Mr. Speaker, my beloved Canada once had an international reputation as a green country with progressive environmental policies, but Canada walked away from its Kyoto Protocol targets. Canadian per capita emissions are 22.8 tonnes of carbon dioxide, which is double that of Norway and the United Kingdom, six times higher than citizens of China and 14 times higher than citizens of India.
Tim Flannery, author of The Weather Makers confirms the data, “Canada is by far the biggest defaulter on its Kyoto obligations on a tonnage basis. And as a result of that there is a lack of trust”.

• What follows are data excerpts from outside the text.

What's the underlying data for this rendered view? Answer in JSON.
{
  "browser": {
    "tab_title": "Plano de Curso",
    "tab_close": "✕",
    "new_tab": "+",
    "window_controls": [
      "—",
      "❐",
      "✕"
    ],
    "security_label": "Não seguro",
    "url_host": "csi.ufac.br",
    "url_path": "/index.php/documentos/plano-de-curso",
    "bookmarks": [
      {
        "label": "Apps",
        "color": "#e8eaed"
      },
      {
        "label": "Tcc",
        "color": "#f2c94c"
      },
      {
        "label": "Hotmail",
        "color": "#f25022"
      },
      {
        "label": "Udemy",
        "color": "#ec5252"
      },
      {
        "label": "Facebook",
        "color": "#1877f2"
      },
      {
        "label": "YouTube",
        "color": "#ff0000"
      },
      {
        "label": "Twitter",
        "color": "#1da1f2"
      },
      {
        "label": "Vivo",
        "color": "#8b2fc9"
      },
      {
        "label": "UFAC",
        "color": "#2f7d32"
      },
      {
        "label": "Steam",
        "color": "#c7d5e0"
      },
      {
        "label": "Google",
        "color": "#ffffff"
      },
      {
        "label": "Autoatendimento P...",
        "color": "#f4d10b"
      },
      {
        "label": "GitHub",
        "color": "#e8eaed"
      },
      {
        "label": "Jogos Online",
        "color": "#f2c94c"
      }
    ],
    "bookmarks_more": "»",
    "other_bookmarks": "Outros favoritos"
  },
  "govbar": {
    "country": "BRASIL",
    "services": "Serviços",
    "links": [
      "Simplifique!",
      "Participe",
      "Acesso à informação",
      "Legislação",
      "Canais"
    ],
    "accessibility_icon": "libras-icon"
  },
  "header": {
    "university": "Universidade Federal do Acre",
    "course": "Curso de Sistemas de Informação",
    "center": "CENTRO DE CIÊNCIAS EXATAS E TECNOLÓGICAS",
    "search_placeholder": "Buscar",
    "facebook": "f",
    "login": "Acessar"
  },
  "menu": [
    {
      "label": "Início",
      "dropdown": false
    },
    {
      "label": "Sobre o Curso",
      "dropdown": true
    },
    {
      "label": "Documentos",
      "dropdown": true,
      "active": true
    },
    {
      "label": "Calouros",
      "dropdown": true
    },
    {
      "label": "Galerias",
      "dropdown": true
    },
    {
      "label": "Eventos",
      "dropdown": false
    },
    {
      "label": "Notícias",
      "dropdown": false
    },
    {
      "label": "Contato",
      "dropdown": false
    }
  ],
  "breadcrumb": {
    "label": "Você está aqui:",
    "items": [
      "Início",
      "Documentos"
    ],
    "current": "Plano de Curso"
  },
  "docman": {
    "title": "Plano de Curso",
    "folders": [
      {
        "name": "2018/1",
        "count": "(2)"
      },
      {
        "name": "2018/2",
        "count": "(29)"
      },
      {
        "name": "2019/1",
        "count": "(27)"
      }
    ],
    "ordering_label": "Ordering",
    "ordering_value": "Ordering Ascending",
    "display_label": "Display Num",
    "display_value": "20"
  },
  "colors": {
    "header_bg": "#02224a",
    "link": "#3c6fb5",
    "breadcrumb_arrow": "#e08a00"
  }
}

The Conservative government likes to blame past governments, but four years after coming to power, it has yet to deliver a climate plan. It introduced three proposals to limit emissions from major polluters, but failed to implement any of them.

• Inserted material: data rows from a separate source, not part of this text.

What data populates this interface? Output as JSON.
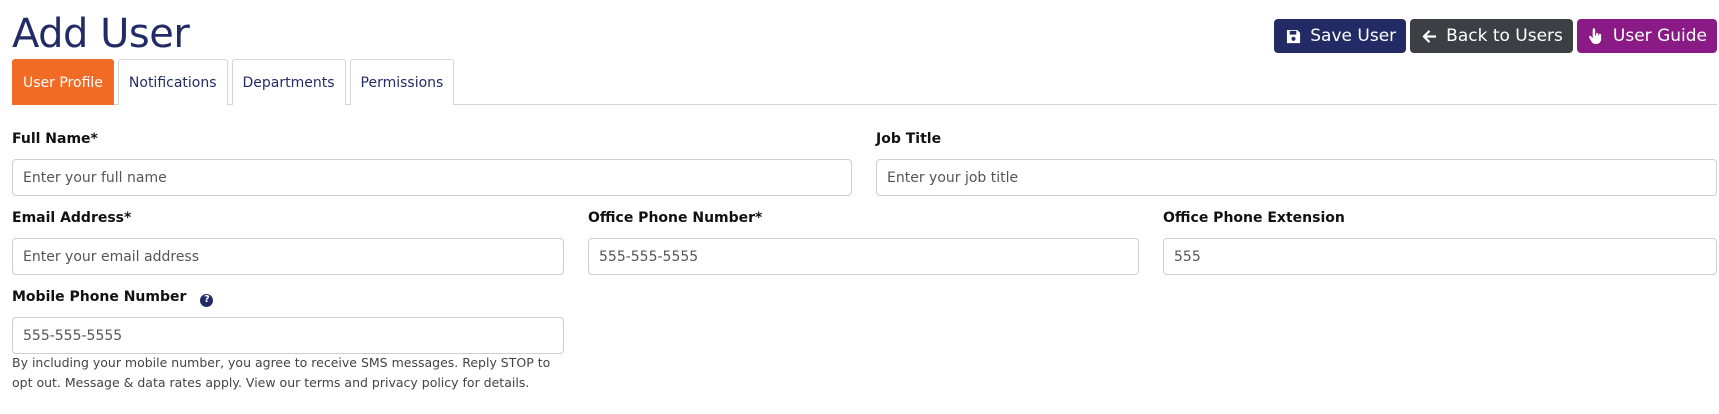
{
  "page": {
    "title": "Add User"
  },
  "actions": {
    "save_label": "Save User",
    "back_label": "Back to Users",
    "guide_label": "User Guide"
  },
  "tabs": [
    {
      "label": "User Profile",
      "active": true
    },
    {
      "label": "Notifications",
      "active": false
    },
    {
      "label": "Departments",
      "active": false
    },
    {
      "label": "Permissions",
      "active": false
    }
  ],
  "form": {
    "full_name": {
      "label": "Full Name*",
      "placeholder": "Enter your full name",
      "value": ""
    },
    "job_title": {
      "label": "Job Title",
      "placeholder": "Enter your job title",
      "value": ""
    },
    "email": {
      "label": "Email Address*",
      "placeholder": "Enter your email address",
      "value": ""
    },
    "office_phone": {
      "label": "Office Phone Number*",
      "placeholder": "555-555-5555",
      "value": ""
    },
    "office_ext": {
      "label": "Office Phone Extension",
      "placeholder": "555",
      "value": ""
    },
    "mobile_phone": {
      "label": "Mobile Phone Number",
      "placeholder": "555-555-5555",
      "value": ""
    },
    "sms_note": "By including your mobile number, you agree to receive SMS messages. Reply STOP to opt out. Message & data rates apply. View our terms and privacy policy for details."
  },
  "icons": {
    "save": "floppy-disk-icon",
    "back": "arrow-left-icon",
    "guide": "hand-pointer-icon",
    "help": "question-circle-icon"
  },
  "colors": {
    "primary": "#232b66",
    "tab_active": "#f26b24",
    "back_button": "#3c3f44",
    "guide_button": "#8a1b86"
  }
}
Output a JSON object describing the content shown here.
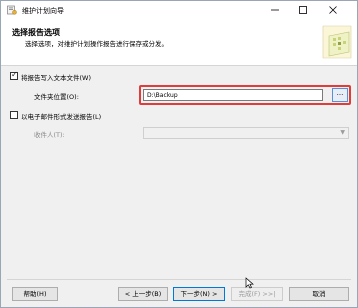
{
  "window": {
    "title": "维护计划向导"
  },
  "header": {
    "title": "选择报告选项",
    "subtitle": "选择选项，对维护计划操作报告进行保存或分发。"
  },
  "options": {
    "write_report_label": "将报告写入文本文件(W)",
    "write_report_checked": true,
    "folder_label": "文件夹位置(O):",
    "folder_value": "D:\\Backup",
    "browse_label": "...",
    "email_label": "以电子邮件形式发送报告(L)",
    "email_checked": false,
    "recipient_label": "收件人(T):",
    "recipient_value": ""
  },
  "buttons": {
    "help": "帮助(H)",
    "back": "< 上一步(B)",
    "next": "下一步(N) >",
    "finish": "完成(F) >>|",
    "cancel": "取消"
  },
  "icons": {
    "app": "maintenance-wizard-icon",
    "minimize": "minimize-icon",
    "maximize": "maximize-icon",
    "close": "close-icon",
    "header_art": "wizard-decoration-icon",
    "cursor": "mouse-cursor-icon"
  },
  "colors": {
    "highlight": "#e03c3c",
    "accent": "#0078d7"
  }
}
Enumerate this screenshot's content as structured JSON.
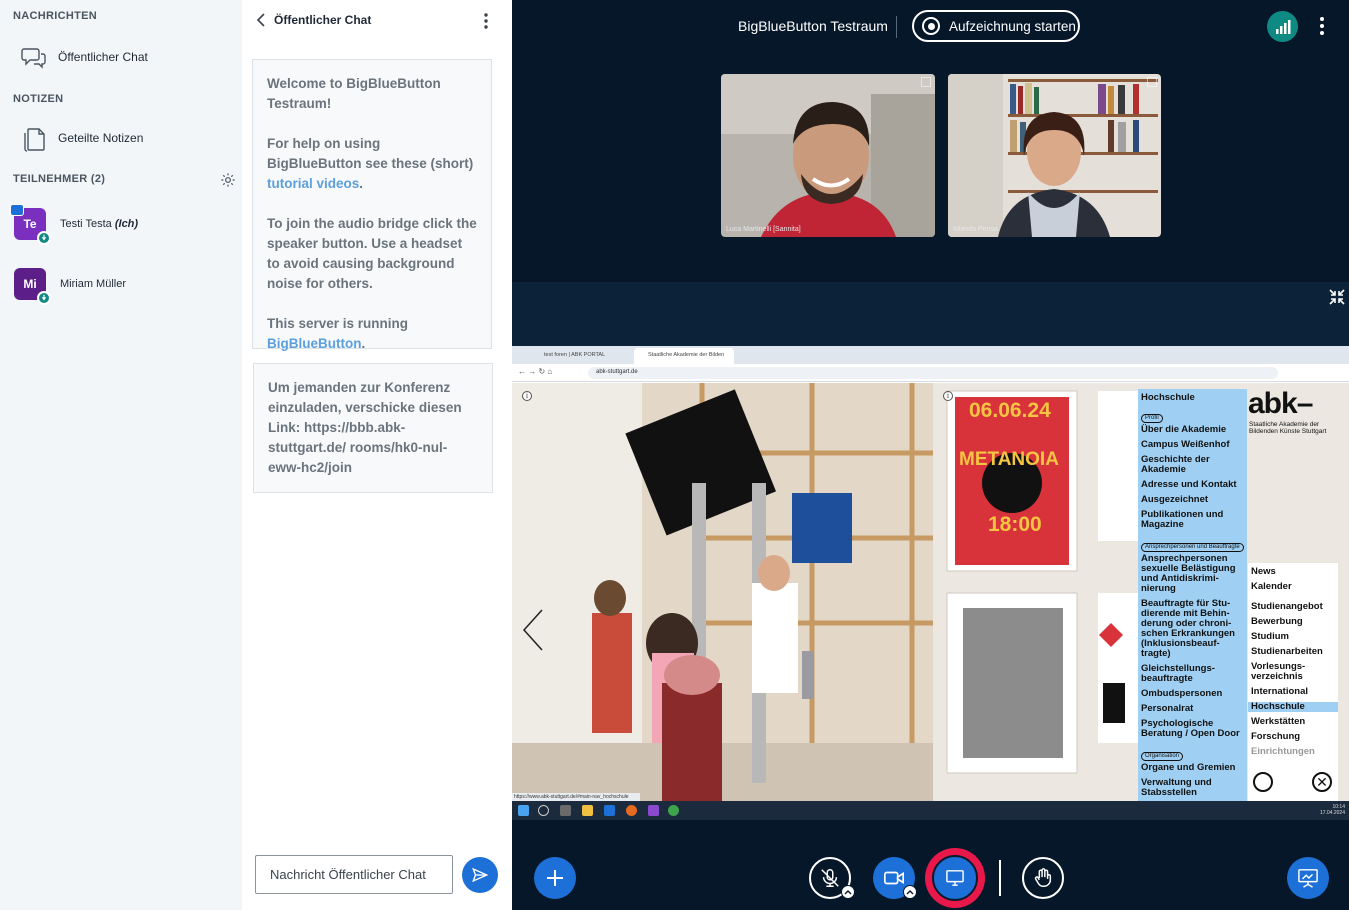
{
  "sidebar": {
    "messages_title": "NACHRICHTEN",
    "public_chat_label": "Öffentlicher Chat",
    "notes_title": "NOTIZEN",
    "shared_notes_label": "Geteilte Notizen",
    "participants_title": "TEILNEHMER (2)",
    "users": [
      {
        "initials": "Te",
        "name": "Testi Testa",
        "suffix": "(Ich)",
        "color": "#7b2fbf"
      },
      {
        "initials": "Mi",
        "name": "Miriam Müller",
        "suffix": "",
        "color": "#5c1f8a"
      }
    ]
  },
  "chat": {
    "title": "Öffentlicher Chat",
    "welcome": {
      "line1": "Welcome to BigBlueButton Testraum!",
      "line2_pre": "For help on using BigBlueButton see these (short)",
      "line2_link": "tutorial videos",
      "line2_post": ".",
      "line3": "To join the audio bridge click the speaker button. Use a headset to avoid causing background noise for others.",
      "line4_pre": "This server is running",
      "line4_link": "BigBlueButton",
      "line4_post": "."
    },
    "invite": "Um jemanden zur Konferenz einzuladen, verschicke diesen Link: https://bbb.abk-stuttgart.de/ rooms/hk0-nul-eww-hc2/join",
    "input_placeholder": "Nachricht Öffentlicher Chat"
  },
  "topbar": {
    "room_title": "BigBlueButton Testraum",
    "record_label": "Aufzeichnung starten"
  },
  "videos": [
    {
      "name": "Luca Martinelli [Sannita]"
    },
    {
      "name": "Iolanda Pensa"
    }
  ],
  "presentation": {
    "tabs": [
      "test foren | ABK PORTAL",
      "Staatliche Akademie der Bilden"
    ],
    "url": "abk-stuttgart.de",
    "site": {
      "logo": "abk–",
      "logo_sub": "Staatliche Akademie der Bildenden Künste Stuttgart",
      "menu_title": "Hochschule",
      "tag_profil": "Profil",
      "left_items_a": [
        "Über die Akademie",
        "Campus Weißenhof",
        "Geschichte der Akademie",
        "Adresse und Kontakt",
        "Ausgezeichnet",
        "Publikationen und Magazine"
      ],
      "tag_ansprech": "Ansprechpersonen und Beauftragte",
      "left_items_b": [
        "Ansprechpersonen sexuelle Belästigung und Antidiskrimi-nierung",
        "Beauftragte für Stu-dierende mit Behin-derung oder chroni-schen Erkrankungen (Inklusionsbeauf-tragte)",
        "Gleichstellungs-beauftragte",
        "Ombudspersonen",
        "Personalrat",
        "Psychologische Beratung / Open Door"
      ],
      "tag_organisation": "Organisation",
      "left_items_c": [
        "Organe und Gremien",
        "Verwaltung und Stabsstellen"
      ],
      "right_items": [
        "News",
        "Kalender",
        "Studienangebot",
        "Bewerbung",
        "Studium",
        "Studienarbeiten",
        "Vorlesungs-verzeichnis",
        "International",
        "Hochschule",
        "Werkstätten",
        "Forschung",
        "Einrichtungen"
      ],
      "poster_date": "06.06.24",
      "poster_title": "METANOIA",
      "poster_time": "18:00"
    },
    "status_link": "https://www.abk-stuttgart.de/#main-nav_hochschule",
    "clock": "10:14",
    "date": "17.04.2024"
  },
  "colors": {
    "accent": "#1c70d7",
    "main_bg": "#06172a",
    "share_active": "#e8194a",
    "connection_ok": "#0f8a83"
  }
}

Another failure is, during the economic crisis, the government should have looked for a triple win, renewable stimulus, with positive impacts on the economy, jobs and the atmosphere. It should not have been viewed as a rescue package, but rather a survival package. President Obama invested $50 billion for green jobs. The United Kingdom invested $1.5 billion. Germany invested $13.8 billion. China invested $221 billion, or 110 times that of the U.K.

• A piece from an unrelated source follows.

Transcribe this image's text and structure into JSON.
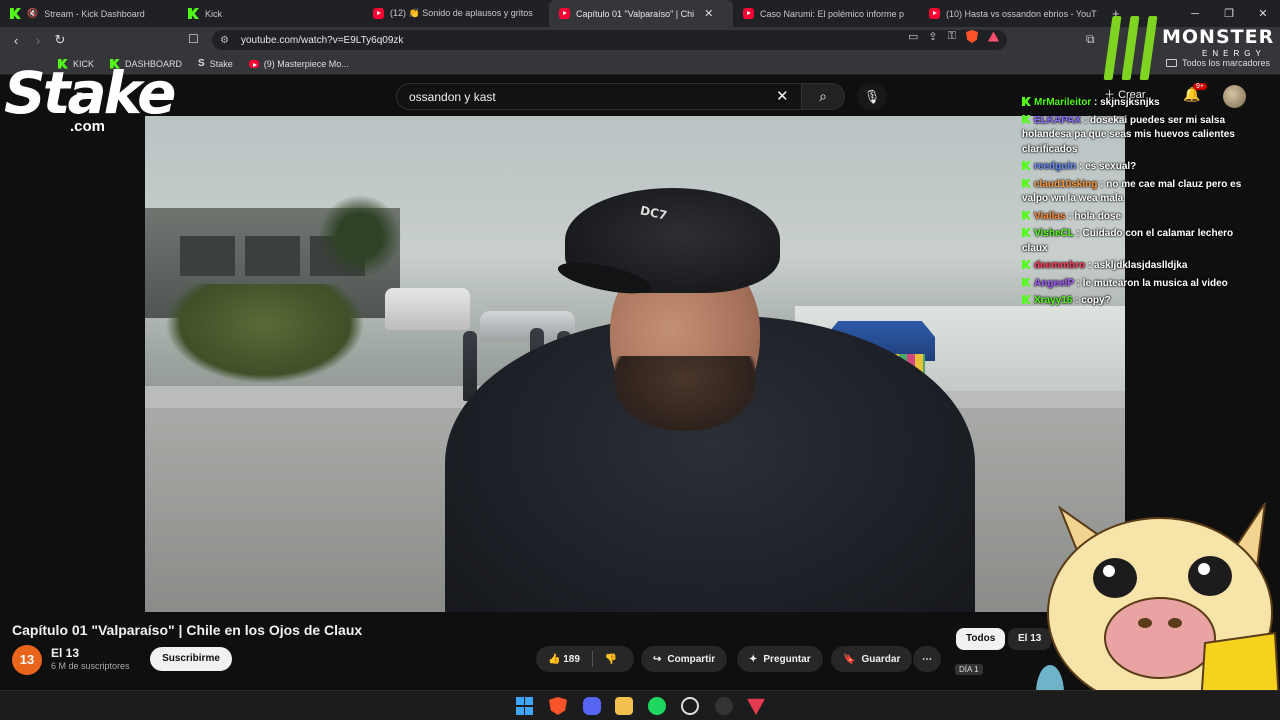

The government has repeatedly emerged as an obstacle to international climate negotiations, ignoring science and thus winning one “fossil award” after another.
As a result, study after study ranks Canada last or almost last in terms of global warming. The 2008 Climate Change Performance Index ranked Canada 56th out of 57 countries in terms of tackling emissions, ahead of only Saudi Arabia.
The 2009 assessment of G8 countries by Allianz ranked Canada last.
The 2010 Simon Fraser University and David Suzuki Foundation study show Canada with the second worst environmental record of OECD countries, ranking 24th out of 25 countries. Only the United States ranks lower.
The latter study shows that Canada's cold climate, large size and heavy reliance on natural resource industries do not explain Canada's poor performance. In fact, Dr. Gunton reports:
The traditional explanations for Canada's poor performance are simply not valid...These so-called natural disadvantages are offset by a major natural advantage we have over other countries—the availability of low polluting hydro power.
The government's weak policies are in fact behind Canada's poor environmental record.
The government must understand that climate change is not just an environmental issue, but rather a human rights issue, the right to live, an international security issue and a justice issue, and that is the ones who are suffering most had the least responsibility for it.
In any struggle, it is important to listen to the front-line voice, the canary in the coal mine, for example, aboriginal people, those living in low-lying states in Arctic. If people are impacted by climate change they should be meaningfully involved in Canada's process and negotiations. The government must be accountable to those impacted.
It is important for the government to realize that individuals are making change in their own lives and they want change on the national and international stage. When developing climate change policy or negotiating international deals, it is important for the government to ask if this is something my children would be proud of.
We have to negotiate for our children who are not here. We have to accept moral responsibility for the defining issue of our generation, as past generations did when they fought in the Great Wars.